Saturday, March 20, 2021

A Small Hint of Normal



We recently enrolled our kids in "covid-safe" swimming lessons and I sat behind the glass watching them as the instructor took them out, one at a time, to practice a back float or putting their head under the water. The whole "covid-safe" piece is probably a lot of sanitation theater, but there is a lot of social distancing and mask wearing and instructors with face-shields. If we were to take a kid 13 months ago to a business with these sorts of measures it would have felt draconian and the whole lot of parents would have run screaming. And yet, these measures are now considered normal and standard and it's how we're keeping people safe. 

My kids didn't bat an eye at the face-shield and they didn't attempt to go closer than six feet from one another. We have all adjusted to the new normal rather quickly, haven't we? We human beings have this amazing ability to adapt; there is more resilience built into us, I think, than any of us would have taken credit for on March 13th of 2020. We are capable of so much stretching, of overcoming great obstacles.
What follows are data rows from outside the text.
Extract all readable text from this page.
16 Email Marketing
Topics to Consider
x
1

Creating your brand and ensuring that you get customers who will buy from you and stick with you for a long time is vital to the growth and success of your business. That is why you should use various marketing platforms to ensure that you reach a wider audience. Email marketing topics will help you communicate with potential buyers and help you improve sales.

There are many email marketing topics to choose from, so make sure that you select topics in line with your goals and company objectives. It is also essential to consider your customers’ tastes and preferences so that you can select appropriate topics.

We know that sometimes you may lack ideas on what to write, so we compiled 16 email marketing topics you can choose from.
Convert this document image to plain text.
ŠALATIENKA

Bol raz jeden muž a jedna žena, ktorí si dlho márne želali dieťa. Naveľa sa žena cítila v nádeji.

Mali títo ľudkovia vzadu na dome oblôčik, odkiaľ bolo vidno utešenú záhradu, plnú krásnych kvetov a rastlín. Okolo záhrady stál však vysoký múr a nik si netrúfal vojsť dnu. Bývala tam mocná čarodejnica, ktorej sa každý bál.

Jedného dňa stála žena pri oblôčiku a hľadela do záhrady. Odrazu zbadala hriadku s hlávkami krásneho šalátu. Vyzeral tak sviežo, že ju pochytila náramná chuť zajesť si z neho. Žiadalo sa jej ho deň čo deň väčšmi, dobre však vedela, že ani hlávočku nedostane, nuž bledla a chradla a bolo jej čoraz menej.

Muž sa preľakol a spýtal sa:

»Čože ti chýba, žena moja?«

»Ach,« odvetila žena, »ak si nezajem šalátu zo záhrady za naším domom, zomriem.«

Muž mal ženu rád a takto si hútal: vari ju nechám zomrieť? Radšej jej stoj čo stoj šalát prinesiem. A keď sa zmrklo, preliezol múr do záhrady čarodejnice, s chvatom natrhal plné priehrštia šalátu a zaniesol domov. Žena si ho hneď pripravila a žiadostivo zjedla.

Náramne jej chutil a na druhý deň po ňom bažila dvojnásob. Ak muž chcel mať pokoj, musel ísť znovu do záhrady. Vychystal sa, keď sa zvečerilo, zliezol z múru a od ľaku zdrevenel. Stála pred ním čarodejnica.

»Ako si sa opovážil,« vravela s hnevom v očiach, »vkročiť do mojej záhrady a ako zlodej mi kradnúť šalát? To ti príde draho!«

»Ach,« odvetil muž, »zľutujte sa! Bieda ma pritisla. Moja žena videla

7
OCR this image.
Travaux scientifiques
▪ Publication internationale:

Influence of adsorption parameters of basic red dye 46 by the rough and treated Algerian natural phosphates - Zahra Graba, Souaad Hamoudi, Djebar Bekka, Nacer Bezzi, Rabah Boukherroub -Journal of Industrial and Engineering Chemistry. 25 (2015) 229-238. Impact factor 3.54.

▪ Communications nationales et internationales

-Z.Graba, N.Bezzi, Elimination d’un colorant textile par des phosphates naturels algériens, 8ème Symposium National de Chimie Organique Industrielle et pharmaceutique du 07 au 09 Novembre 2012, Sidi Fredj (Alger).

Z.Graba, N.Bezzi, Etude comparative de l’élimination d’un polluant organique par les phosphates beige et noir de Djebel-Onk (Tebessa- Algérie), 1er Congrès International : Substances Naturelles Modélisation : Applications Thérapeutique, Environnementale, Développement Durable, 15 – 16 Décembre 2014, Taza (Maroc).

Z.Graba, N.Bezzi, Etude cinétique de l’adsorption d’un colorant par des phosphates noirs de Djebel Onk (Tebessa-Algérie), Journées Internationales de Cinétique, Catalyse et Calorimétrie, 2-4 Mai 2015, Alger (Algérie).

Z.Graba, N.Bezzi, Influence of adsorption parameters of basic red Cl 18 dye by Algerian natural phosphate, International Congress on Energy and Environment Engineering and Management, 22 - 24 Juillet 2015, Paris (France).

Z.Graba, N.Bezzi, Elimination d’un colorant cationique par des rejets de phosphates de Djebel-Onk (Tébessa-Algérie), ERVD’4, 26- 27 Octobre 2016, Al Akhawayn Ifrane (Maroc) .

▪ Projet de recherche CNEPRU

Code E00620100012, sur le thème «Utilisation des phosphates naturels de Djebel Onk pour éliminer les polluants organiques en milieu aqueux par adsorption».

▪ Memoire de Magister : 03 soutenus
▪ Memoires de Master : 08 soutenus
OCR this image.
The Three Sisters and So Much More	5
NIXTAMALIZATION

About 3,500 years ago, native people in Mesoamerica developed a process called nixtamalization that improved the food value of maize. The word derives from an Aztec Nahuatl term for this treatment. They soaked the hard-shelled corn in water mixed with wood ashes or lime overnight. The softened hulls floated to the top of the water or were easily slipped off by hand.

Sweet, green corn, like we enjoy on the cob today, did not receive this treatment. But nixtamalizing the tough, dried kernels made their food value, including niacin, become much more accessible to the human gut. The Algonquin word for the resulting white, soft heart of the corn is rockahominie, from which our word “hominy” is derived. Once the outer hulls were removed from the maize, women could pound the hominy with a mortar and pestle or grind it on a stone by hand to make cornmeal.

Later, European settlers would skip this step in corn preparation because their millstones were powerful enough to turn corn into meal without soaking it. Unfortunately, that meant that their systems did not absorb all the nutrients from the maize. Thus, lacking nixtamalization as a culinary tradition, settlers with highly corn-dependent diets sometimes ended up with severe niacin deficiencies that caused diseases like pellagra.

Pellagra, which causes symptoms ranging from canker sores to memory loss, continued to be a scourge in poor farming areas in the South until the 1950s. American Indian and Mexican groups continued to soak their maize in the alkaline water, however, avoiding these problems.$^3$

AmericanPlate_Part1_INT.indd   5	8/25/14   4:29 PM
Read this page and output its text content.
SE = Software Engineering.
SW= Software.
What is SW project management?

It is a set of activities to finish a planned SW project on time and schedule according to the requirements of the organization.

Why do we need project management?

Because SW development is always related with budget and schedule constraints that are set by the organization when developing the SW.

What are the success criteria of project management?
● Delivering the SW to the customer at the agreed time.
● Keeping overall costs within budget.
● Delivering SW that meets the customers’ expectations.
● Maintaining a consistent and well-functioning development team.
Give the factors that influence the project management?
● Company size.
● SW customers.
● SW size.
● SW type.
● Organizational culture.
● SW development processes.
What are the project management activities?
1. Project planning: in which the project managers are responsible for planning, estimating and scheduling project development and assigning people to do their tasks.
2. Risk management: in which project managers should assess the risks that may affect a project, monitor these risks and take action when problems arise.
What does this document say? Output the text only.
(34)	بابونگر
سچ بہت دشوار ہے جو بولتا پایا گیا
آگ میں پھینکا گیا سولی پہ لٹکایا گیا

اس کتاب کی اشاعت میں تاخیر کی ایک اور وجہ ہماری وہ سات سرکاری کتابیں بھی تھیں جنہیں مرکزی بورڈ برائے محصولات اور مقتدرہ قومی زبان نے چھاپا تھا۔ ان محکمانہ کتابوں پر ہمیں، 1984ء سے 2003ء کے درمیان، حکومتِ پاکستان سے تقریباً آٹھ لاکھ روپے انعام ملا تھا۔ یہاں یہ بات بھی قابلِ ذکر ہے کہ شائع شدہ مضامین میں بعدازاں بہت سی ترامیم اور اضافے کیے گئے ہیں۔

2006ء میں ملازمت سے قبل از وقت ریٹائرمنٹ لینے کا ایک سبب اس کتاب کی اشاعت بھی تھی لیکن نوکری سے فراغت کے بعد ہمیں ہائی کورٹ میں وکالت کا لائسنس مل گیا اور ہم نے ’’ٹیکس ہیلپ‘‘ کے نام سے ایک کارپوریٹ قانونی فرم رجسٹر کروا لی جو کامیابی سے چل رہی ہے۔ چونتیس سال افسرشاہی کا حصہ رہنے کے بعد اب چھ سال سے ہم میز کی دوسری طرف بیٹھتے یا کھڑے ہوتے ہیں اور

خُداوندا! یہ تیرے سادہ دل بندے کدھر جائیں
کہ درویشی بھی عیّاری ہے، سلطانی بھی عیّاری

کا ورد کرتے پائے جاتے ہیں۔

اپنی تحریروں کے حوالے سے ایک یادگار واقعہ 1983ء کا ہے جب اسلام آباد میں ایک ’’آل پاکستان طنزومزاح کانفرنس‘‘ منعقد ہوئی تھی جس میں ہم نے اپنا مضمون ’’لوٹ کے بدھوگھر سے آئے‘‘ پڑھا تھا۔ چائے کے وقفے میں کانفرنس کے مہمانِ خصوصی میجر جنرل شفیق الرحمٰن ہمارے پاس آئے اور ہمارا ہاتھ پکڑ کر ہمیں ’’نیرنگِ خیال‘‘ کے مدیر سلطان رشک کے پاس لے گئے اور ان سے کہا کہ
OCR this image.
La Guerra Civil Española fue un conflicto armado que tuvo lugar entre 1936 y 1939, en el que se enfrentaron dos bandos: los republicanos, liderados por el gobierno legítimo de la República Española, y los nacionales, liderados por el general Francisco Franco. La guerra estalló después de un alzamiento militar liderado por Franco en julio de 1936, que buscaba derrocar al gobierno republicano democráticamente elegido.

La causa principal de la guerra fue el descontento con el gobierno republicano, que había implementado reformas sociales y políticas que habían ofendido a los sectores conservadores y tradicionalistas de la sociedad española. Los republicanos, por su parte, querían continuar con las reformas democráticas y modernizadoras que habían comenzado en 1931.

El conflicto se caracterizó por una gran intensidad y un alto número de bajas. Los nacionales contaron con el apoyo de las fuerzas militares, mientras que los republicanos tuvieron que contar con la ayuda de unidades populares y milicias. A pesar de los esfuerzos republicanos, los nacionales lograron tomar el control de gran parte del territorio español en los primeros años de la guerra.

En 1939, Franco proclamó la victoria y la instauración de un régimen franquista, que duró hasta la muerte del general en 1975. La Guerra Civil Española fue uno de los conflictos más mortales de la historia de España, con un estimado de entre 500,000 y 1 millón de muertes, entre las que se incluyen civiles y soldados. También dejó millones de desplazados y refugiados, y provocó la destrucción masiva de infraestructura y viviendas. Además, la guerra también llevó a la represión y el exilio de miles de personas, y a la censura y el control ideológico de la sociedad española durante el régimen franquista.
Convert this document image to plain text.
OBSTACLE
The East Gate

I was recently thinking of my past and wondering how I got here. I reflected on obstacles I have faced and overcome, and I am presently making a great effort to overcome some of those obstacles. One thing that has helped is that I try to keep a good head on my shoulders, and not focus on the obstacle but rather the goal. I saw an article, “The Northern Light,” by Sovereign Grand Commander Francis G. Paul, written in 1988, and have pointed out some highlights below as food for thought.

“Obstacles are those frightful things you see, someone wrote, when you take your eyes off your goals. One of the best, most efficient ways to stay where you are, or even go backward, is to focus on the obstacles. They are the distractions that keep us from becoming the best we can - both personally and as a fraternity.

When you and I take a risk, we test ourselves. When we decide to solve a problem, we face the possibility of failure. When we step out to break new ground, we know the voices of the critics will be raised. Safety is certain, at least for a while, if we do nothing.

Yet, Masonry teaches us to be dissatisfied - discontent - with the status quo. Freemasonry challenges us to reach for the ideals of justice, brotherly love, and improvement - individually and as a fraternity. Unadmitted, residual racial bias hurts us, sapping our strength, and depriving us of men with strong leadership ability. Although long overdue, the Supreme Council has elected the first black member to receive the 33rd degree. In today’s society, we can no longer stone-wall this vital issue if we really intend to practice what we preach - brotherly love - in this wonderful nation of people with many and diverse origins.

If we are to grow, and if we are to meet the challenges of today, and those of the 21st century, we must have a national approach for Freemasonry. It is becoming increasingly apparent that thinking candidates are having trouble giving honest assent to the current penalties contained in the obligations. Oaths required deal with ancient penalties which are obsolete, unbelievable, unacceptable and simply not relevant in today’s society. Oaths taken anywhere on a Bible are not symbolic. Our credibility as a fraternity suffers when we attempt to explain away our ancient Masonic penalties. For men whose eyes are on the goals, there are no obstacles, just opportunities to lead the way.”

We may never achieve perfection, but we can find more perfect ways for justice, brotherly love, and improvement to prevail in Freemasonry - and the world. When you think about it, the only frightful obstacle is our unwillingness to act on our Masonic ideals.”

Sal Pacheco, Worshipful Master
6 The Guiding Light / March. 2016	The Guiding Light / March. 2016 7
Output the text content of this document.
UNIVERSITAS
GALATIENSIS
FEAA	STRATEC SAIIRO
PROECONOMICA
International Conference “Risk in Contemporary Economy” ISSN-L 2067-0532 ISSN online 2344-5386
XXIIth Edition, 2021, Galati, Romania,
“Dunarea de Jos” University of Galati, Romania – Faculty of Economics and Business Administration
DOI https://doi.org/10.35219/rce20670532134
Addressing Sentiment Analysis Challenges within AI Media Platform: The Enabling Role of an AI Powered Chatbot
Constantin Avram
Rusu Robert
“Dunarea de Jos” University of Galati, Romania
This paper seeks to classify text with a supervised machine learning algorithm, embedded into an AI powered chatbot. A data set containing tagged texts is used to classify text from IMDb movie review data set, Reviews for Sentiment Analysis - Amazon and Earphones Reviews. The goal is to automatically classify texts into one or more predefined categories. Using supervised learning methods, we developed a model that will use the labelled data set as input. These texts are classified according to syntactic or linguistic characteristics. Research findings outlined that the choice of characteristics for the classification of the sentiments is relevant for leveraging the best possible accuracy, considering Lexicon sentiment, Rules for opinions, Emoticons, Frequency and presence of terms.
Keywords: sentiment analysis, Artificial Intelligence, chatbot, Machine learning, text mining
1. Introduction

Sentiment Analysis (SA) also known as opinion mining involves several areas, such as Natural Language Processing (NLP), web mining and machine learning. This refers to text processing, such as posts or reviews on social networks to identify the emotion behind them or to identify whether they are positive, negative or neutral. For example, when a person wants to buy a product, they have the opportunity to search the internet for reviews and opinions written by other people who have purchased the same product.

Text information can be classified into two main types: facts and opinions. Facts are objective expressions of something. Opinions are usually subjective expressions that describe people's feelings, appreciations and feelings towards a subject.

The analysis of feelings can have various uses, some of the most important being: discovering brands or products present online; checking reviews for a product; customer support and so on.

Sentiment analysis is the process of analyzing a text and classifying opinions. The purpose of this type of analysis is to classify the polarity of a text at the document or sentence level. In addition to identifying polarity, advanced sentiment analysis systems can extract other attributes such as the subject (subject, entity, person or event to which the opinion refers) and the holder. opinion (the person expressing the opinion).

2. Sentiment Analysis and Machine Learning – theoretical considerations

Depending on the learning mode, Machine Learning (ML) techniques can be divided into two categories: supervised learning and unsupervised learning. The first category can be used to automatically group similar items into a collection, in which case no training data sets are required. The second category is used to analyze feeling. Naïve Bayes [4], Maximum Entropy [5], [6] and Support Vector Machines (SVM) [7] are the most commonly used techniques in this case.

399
That is, I believe, one bit of beauty intertwined in the chaos and trauma of the last year.

Tears streamed from my eyes as I watched my kids belly float, kick, and put their faces under water. My daughter looked up at me after she had her turn floating with eyes aglow and a smile ear to ear. She was alight; she was buzzing with the accomplishment and the pure joy of being in the water again, attempting to learn something she had just begun to master when the world shut down.

I looked at the elation written on the faces of my children and it was the first moment in a long, long time that I realized they are going to be okay. Another unsaid and hushed insecurity in the back of my mind is what this year will have done to their development; I wondered, in the quietest hours of the night, how this year has ruined or broken them. 

But they're not broken. They're not ruined. They've navigated a year of absolute weirdness with grace and agility and gentleness. They are versatile. They are strong. This year will define them. But for my kids, in this privileged world, they are going to emerge kinder, more flexible, and with more joy for the activities, travels, and adventures they undertake.

Yesterday, my children were raw joy. It is the first time I felt, in a very long time, that they are okay. It was the first time in a very long time that I realized I, too, am going to be okay. It felt conceivable, even, to dream of some existence in the near future in which I could be so entirely present as to be filled utterly and wholly at something as simple and wondrous as watching my kids learn to swim.